I woke up very early now, to catch a few breaths of cool air before the heat set in. I stood on the porch and gazed at the giant oleander. It was old, it had a trunk like a tree. You just had to roast a marshmallow on one twig and you were dead. She'd boiled pounds of it to make the brew of Barry's death. I wondered why it had to be so poisonous. Oleanders could live through anything, they could stand heat, drought, neglect, and put out thousands of waxy blooms. So what did they need poison for? Couldn't they just be bitter? They weren't like rattlesnakes, they didn't even eat what they killed. The way she boiled it down, distilled it, like her hatred. Maybe it was a poison in the soil, something about L.A., the hatred, the callousness, something we didn't want to think about, that the plant concentrated in its tissues. Maybe it wasn't a source of poison, but just another victim.

By eight it was already too hot to be outside. I went back inside to make Tasha's lunch. She was the new girl in Yvonne's bed, thirteen, going to King Junior High, D track, summer term. Grave, silent, she had a vertical scar on her upper lip just healing. She flinched if people moved too fast near her.

"You'll do great," I said, making her celery with peanut butter in the creases and a Granny Smith apple. "I'll be watching."

I drove her to school in Niki's truck, let her off in front of Thomas Starr King Junior High, watched her go in scared and small, her backpack hanging with key chains. I felt helpless to prevent her life from taking its likely direction. Could a person save another person? She turned to wave at me. I waved back. I didn't drive off until she was inside.

Dear Astrid,

It's been six years today. Six years since I walked through the gates of this peculiar finishing school. Like Dante: Nel mezzo del cammin di nostra vita. /Mi ritrovai per una selva oscura. / Che la diritta via era smarrita. The third day over 110. Yesterday an inmate slit another woman's throat with a bent can. Lydia tore up a poem I wrote about a man I saw once, a snake tattoo disappearing into his jeans. I made her tape it together again, but you can't imagine the strain. Aside from you, I think this is the longest relationship I've ever had. She's sure I love her, though it's nothing of the kind. She adores those poems of mine that refer to her, thinks it's a public declaration.
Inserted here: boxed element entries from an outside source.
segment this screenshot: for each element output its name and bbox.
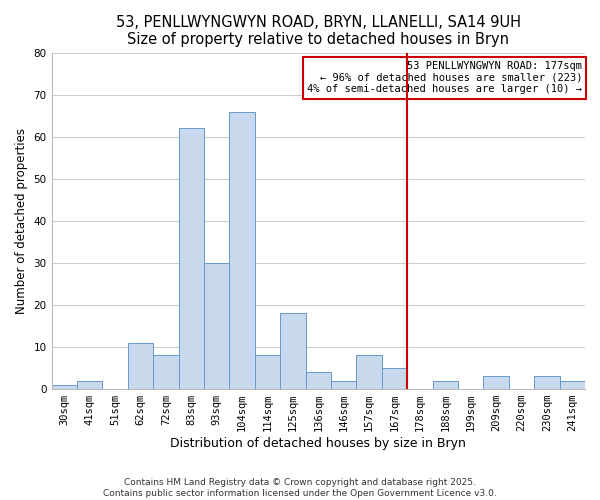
Bar	[560, 380, 585, 389]
Bar	[331, 380, 356, 389]
Bar	[229, 112, 255, 389]
Bar	[204, 263, 229, 389]
Title: 53, PENLLWYNGWYN ROAD, BRYN, LLANELLI, SA14 9UH
Size of property relative to det: 53, PENLLWYNGWYN ROAD, BRYN, LLANELLI, S…	[116, 15, 521, 48]
Bar	[52, 385, 77, 389]
Bar	[305, 372, 331, 389]
Bar	[433, 380, 458, 389]
Text: Contains HM Land Registry data © Crown copyright and database right 2025.
Contai: Contains HM Land Registry data © Crown c…	[103, 478, 497, 498]
Text: 53 PENLLWYNGWYN ROAD: 177sqm
← 96% of detached houses are smaller (223)
4% of se: 53 PENLLWYNGWYN ROAD: 177sqm ← 96% of de…	[307, 61, 583, 94]
Bar	[280, 314, 305, 389]
Bar	[356, 356, 382, 389]
Bar	[255, 356, 280, 389]
Bar	[484, 376, 509, 389]
Bar	[179, 128, 204, 389]
X-axis label: Distribution of detached houses by size in Bryn: Distribution of detached houses by size …	[170, 437, 466, 450]
Bar	[382, 368, 407, 389]
Bar	[153, 356, 179, 389]
Y-axis label: Number of detached properties: Number of detached properties	[15, 128, 28, 314]
Bar	[534, 376, 560, 389]
Bar	[128, 343, 153, 389]
Bar	[77, 380, 103, 389]
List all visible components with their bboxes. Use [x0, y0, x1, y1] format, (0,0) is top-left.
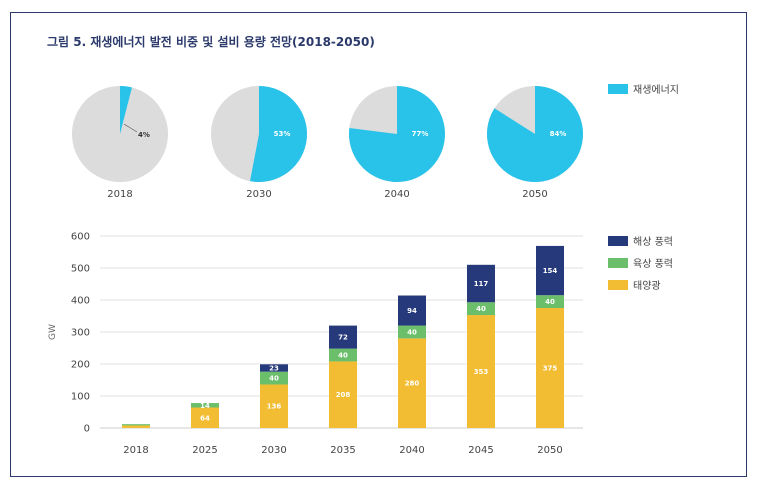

Love. I would ban the word from the vocabulary. Such imprecision. Love, which love, what love? Sentiment, fantasy, longing, lust? Obsession, devouring need? Perhaps the only love that is accurate without qualification is the love of a very young child. Afterward, she too becomes a person, and thus compromised. "Do you love me?" you asked in the dark of your narrow bed. "Do you love me Mommy?"